- Born: 22 November 1970 (age 55) Gillingham, Kent, England
- Occupations: Novelist, Screenwriter, Producer, Actor
- Writing career
- Genres: Thriller, speculative fiction, science fiction, adventure
- Subjects: History, mythology, anthropology, languages, genetics, outer space
- Website: www.stelpavlou.com

= Stel Pavlou =

British screenwriter and speculative fiction novelist

Stelios Grant Pavlou (born 22 November 1970) is a British screenwriter and speculative fiction novelist. He is known for writing the novel Decipher and the screenplay for the film The 51st State.

==Personal life==
Pavlou was born in Kent, England on 22 November 1970 and went to the Chatham Grammar School for Boys. He attended the University of Liverpool in American Studies and received a degree in American Studies, which required that he spend a semester in the United States. Pavlou also served in the Cypriot army for one year.

== Career ==
After graduating from the University of Liverpool Pavlou applied to approximately six hundred media jobs without success. He wrote the script for the film The 51st State (known as Formula 51 in the United States) while he was living in Rochester, Kent, and working for a local wine shop. The film was released in 2001 and starred Samuel L. Jackson and Robert Carlyle. For the British DVD release Pavlou did the audio commentary and included a featurette titled, "Who the Hell is Stel Pavlou." In 2001 Pavlou published his debut novel, Decipher, through Simon & Schuster. The novel centers upon Atlantis and received reviews from The Independent, The Washington Post, and Cryptologia. He published a second novel, Gene, in 2005 and in 2017, released the first book in his children's fiction series Daniel Coldstar.

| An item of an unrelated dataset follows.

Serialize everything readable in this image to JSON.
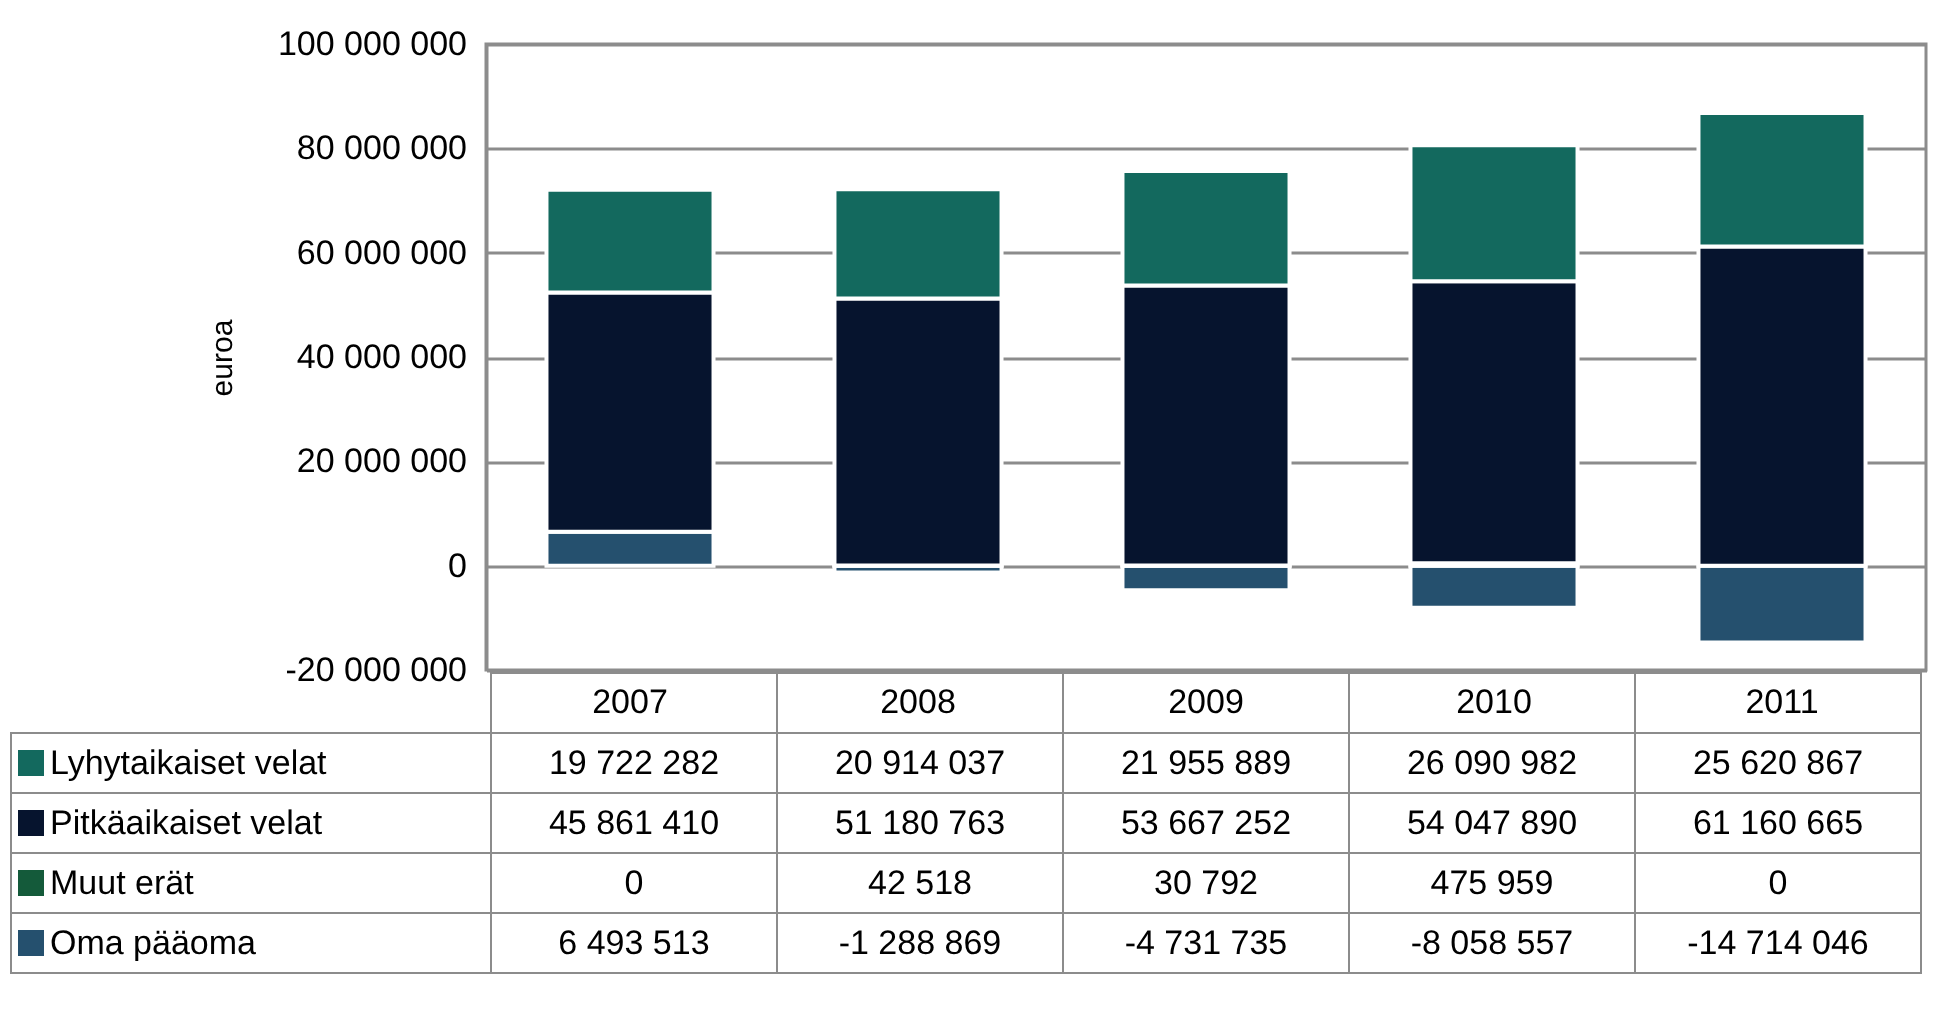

In 2021, Pavlou hosted a television show on the Discovery Channel titled Hunting Atlantis, which has been criticised by professional archaeologists for pseudoscience and contributing to false perceptions of history and archaeology.

==Selected works==
Novels
- 2001 Decipher and related website Atlantipedia
- 2005 Gene
- 2017 Daniel Coldstar: The Relic War
- 2019 Daniel Coldstar: The Betrayer

Short stories
- 2006 "Checkpoint", published in Doctor Who Short Trips: The Centenarian
- 2007 "Omegamorphosis", published in Short Trips: Destination Prague
- 2007 "You Had Me at Verify User Name and Password", published in Short Trips: Snapshots
Screenplays
- 2002 Screenplay for The 51st State / Formula 51 (including the DVD extra Who the hell is Stel Pavlou?)